Want to...
Build a Safer Neighborhood?

How to ...

SNAP your neighborhood together.

Sunnyvale, Calif.
-- Do something in common. Make trust pay off for everyone. Here's how:

Gather, gather, gather
Hold a block party.
Have a cook-out.
Hold a city-wide garage sale.

Know your neighbor.
Survey your block.
ID everyone; fill out an "all about me" form.

Inspire citizen involvement.
Form disaster committees.
Choose a block captain.
Train for emergencies and hold a drill.

Formalize the network.
Link with existing organizations.
Draft a neighborhood newsletter.
Recruit, recruit, recruit!

Tune In ...

How citizens SNAP together

How do you get a neighborhood together? Sometimes it takes an earthquake. The 1989 earthquake in the San Francisco Bay area left a lot of surrounding communities more than a little uneasy about being prepared for the next emergency. In nearby Sunnyvale, neighbors "snapped" together.

Sunnyvale organized a network of block-level SNAP teams -- Sunnyvale Neighborhoods Actively Prepare -- and helped train residents to deal with potential emergencies, anything from hazardous materials spills to air crashes to earthquakes.

Each neighborhood has a captain and committees trained in first aid, damage assessment, safety and security, and shelter.
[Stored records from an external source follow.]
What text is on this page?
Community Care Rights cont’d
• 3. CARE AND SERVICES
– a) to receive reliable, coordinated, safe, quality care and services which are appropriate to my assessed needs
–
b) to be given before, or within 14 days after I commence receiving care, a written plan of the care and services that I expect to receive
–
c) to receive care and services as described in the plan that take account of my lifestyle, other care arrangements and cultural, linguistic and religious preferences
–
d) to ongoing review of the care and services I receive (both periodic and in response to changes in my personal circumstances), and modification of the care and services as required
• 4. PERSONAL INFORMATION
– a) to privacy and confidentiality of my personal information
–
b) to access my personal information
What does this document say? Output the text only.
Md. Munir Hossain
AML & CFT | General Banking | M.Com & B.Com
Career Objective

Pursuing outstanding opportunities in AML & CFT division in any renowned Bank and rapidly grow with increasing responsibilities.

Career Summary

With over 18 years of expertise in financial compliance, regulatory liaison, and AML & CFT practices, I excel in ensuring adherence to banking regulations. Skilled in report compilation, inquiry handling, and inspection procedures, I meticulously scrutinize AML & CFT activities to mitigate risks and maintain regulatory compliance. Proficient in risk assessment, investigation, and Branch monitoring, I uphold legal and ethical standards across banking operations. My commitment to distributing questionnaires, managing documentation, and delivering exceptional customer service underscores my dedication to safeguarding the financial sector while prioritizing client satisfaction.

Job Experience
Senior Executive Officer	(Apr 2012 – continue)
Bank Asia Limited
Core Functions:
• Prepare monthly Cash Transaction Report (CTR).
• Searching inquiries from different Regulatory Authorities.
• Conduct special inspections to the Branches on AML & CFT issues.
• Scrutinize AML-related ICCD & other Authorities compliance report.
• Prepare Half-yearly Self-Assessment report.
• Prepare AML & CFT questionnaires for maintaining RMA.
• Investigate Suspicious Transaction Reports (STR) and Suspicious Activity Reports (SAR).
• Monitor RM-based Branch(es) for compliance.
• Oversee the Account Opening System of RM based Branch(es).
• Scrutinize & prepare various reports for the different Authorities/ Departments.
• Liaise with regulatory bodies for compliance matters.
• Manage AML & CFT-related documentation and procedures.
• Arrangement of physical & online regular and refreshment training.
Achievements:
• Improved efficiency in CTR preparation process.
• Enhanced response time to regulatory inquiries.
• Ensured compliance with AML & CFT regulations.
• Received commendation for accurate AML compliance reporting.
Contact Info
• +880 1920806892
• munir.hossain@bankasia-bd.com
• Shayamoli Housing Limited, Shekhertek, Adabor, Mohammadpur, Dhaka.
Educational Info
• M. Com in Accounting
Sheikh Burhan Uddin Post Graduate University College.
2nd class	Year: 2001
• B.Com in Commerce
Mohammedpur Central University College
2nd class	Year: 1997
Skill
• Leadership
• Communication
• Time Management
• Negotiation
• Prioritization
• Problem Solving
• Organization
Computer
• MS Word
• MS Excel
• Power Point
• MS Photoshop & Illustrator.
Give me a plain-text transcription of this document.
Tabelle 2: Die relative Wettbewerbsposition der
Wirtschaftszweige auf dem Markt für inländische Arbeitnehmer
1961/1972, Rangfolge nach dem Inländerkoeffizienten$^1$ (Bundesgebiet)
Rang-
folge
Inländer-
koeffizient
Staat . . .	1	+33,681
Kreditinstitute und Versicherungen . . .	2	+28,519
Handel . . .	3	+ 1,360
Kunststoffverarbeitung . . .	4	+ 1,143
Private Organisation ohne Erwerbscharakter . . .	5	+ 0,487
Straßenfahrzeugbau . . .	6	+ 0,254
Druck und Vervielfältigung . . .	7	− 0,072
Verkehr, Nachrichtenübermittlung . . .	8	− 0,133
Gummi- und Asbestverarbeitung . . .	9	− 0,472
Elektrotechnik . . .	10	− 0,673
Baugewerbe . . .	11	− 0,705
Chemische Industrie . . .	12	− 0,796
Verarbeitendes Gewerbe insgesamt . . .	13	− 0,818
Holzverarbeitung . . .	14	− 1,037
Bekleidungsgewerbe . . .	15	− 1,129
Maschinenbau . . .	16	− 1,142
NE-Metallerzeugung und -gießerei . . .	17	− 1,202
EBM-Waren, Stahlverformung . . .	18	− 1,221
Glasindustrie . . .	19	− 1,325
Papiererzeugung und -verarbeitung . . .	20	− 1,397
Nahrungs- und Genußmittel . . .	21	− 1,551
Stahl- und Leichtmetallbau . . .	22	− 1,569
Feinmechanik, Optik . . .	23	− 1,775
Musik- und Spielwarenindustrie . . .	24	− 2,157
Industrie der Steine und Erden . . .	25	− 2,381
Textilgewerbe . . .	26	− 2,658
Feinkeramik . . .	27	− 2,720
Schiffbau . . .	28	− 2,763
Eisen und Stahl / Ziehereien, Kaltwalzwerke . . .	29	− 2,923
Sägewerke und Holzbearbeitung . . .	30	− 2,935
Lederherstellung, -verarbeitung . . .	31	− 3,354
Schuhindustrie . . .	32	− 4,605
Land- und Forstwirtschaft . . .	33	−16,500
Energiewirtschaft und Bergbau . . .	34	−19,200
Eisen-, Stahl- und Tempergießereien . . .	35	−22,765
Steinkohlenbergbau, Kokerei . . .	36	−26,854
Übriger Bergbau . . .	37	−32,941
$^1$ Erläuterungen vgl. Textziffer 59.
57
Today there are more than 265 SNAP groups and 4,500 committee members that link 10,000 households in the Sunnyvale area.

But the big payoff of the program isn't really emergency planning, but community building. Neighbors are finding a way to connect. "When you get to know each other," says SNAP volunteer Janet Dow, "you're more likely to go out of your way for someone. In a real disaster, you may have to rely on your neighbors."